Ex-puissance coloniale, la France a demandé la publication des résultats de tous les bureaux de vote du Gabon (environ 2.500), relayant une demande de l’Union européenne (UE) - et de l’opposition.
"M. Jean Ping réaffirme vigoureusement, en accord avec l’Union européenne et les Etats-Unis, que le recomptage bureau par bureau, devient le seul moyen de garantir désormais la loyauté du scrutin", ont indiqué son chargé de communication au Gabon, Jean-Gasaprd Ntoutoume Ayi, et son avocat à Paris, Me Eric Moutet.

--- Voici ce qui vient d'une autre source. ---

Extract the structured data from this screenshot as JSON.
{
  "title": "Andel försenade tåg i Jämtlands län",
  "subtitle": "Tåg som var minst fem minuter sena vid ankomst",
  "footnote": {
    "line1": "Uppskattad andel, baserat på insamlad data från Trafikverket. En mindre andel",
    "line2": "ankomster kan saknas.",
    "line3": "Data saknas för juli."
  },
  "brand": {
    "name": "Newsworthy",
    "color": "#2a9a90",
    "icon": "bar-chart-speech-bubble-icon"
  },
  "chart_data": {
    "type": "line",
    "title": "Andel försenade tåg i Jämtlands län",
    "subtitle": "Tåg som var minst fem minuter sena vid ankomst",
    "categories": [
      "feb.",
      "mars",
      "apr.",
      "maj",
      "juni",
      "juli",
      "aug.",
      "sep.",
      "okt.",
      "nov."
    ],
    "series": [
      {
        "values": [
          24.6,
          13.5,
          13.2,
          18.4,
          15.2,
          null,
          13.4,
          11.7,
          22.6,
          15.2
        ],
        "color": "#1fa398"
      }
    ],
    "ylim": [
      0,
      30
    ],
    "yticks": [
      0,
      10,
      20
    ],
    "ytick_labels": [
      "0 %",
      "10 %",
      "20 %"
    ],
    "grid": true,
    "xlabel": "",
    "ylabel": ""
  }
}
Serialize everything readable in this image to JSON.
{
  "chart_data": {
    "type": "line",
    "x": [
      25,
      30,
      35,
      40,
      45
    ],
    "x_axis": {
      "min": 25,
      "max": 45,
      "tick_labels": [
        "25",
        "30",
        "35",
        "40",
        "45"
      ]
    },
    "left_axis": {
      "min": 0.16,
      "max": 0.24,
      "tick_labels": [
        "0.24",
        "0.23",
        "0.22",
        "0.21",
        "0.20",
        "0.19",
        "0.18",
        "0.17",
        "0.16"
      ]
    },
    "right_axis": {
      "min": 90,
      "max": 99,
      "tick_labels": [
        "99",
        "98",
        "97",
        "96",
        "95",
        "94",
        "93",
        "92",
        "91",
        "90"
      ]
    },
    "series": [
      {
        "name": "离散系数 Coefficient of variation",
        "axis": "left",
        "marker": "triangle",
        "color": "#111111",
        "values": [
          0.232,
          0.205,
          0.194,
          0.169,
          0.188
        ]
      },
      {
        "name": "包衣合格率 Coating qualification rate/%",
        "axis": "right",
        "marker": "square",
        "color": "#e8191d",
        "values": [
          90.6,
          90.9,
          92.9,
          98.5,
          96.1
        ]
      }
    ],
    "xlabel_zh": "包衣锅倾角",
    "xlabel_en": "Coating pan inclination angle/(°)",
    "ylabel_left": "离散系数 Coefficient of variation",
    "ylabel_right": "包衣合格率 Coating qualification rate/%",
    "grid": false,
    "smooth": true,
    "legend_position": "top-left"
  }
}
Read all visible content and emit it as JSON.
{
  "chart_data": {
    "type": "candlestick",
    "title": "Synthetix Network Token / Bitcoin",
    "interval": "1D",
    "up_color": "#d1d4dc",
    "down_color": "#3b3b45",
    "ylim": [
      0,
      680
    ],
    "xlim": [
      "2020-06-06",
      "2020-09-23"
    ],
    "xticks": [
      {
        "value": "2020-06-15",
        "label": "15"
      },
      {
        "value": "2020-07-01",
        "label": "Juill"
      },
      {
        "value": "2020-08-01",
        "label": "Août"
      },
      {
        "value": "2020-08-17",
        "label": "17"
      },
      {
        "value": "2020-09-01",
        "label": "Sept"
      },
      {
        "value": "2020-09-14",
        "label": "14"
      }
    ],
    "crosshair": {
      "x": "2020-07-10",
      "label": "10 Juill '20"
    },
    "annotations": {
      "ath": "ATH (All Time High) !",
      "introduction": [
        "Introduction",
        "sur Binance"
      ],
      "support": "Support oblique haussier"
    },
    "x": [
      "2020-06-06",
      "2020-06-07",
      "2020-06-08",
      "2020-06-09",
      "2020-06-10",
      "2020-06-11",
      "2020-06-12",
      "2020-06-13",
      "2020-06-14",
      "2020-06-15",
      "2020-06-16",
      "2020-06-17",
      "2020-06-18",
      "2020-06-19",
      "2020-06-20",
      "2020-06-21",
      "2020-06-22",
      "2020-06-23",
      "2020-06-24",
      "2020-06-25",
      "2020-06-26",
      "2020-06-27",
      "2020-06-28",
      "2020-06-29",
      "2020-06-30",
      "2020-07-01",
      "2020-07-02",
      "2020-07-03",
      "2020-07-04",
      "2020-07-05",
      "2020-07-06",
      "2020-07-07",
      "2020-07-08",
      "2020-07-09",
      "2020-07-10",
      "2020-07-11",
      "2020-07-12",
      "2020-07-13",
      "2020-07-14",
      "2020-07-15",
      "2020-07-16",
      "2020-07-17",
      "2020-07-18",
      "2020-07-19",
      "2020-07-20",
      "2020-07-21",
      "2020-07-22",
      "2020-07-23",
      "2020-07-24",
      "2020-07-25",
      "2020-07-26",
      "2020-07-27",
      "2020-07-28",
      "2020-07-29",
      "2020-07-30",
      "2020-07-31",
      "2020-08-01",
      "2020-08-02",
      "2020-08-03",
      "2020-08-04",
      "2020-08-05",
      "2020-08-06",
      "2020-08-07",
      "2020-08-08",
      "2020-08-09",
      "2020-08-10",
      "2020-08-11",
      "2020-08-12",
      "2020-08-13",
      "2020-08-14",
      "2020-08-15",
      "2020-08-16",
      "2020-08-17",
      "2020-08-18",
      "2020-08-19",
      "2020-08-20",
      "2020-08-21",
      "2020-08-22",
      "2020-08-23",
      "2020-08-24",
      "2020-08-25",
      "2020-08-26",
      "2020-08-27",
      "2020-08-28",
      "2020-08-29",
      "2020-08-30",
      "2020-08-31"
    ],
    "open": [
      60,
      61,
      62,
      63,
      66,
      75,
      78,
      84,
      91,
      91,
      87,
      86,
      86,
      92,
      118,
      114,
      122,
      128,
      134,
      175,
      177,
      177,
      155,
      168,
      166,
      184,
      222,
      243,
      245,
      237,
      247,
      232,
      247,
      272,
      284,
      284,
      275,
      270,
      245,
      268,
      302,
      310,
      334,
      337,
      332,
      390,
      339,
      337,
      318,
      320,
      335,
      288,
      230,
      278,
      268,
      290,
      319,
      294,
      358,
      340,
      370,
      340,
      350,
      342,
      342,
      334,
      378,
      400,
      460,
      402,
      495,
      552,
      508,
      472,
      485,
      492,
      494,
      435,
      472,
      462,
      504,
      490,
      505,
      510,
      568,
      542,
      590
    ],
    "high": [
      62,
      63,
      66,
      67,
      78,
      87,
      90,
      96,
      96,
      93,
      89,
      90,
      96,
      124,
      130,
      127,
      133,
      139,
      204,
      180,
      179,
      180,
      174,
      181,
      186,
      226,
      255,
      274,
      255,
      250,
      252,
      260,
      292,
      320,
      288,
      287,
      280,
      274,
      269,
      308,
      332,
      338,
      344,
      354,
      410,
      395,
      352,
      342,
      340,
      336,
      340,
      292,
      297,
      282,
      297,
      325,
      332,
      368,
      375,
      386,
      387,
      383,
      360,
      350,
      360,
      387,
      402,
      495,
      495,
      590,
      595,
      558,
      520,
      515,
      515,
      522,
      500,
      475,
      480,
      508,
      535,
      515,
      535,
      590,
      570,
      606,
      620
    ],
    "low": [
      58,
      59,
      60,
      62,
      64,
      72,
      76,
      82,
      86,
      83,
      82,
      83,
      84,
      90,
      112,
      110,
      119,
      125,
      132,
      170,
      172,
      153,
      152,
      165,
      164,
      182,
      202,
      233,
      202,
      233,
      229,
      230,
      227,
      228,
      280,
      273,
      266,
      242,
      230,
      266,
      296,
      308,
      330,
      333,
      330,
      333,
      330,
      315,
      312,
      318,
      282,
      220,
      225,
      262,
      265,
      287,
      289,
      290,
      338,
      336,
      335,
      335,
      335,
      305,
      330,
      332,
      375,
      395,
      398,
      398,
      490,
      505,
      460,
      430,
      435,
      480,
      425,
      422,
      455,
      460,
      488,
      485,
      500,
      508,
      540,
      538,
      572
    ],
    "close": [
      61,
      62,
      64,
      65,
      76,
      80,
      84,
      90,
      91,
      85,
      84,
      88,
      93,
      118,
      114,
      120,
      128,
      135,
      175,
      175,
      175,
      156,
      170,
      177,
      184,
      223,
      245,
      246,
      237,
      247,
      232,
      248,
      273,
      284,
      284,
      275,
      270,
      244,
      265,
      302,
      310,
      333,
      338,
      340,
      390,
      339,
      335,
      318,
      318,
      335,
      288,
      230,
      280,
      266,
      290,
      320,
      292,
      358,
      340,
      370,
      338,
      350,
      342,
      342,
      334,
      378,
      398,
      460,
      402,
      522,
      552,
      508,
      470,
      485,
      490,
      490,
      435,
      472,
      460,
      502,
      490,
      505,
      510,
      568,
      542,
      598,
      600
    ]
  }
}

Fait unique dans l’histoire politique du pays, le secrétaire général du Parti démocratique du Gabon (PDG), au pouvoir depuis des décennies, avait aussi pris ses distances avec le président sortant.
Le numéro deux du parti, Faustin Boukoubi, a encouragé la commission "à prendre toutes les dispositions idoines afin de publier des résultats fondamentalement crédibles".
Depuis le vote dans la sérénité samedi, les deux candidats ou leur entourage s’étaient auto-proclamés vainqueurs.
Ex-baron du régime du président Omar Bongo, opposant tardif après l’élection de son fils Ali en 2009, Jean Ping prétend mettre fin au règne de la famille au pouvoir depuis 1967.
Ali Bongo a défendu son bilan avec des "investissements sans précédent" et la diversification de l’économie, en promettant "l’égalité des chances" et de faire mieux pour le logement.
La campagne s’était déroulée dans un climat délétère, l’opposition affirmant que M. Bongo est de fait un enfant du Nigéria adopté par son père Omar, et qu’il ne peut exercer à ce titre le pouvoir selon la Constitution.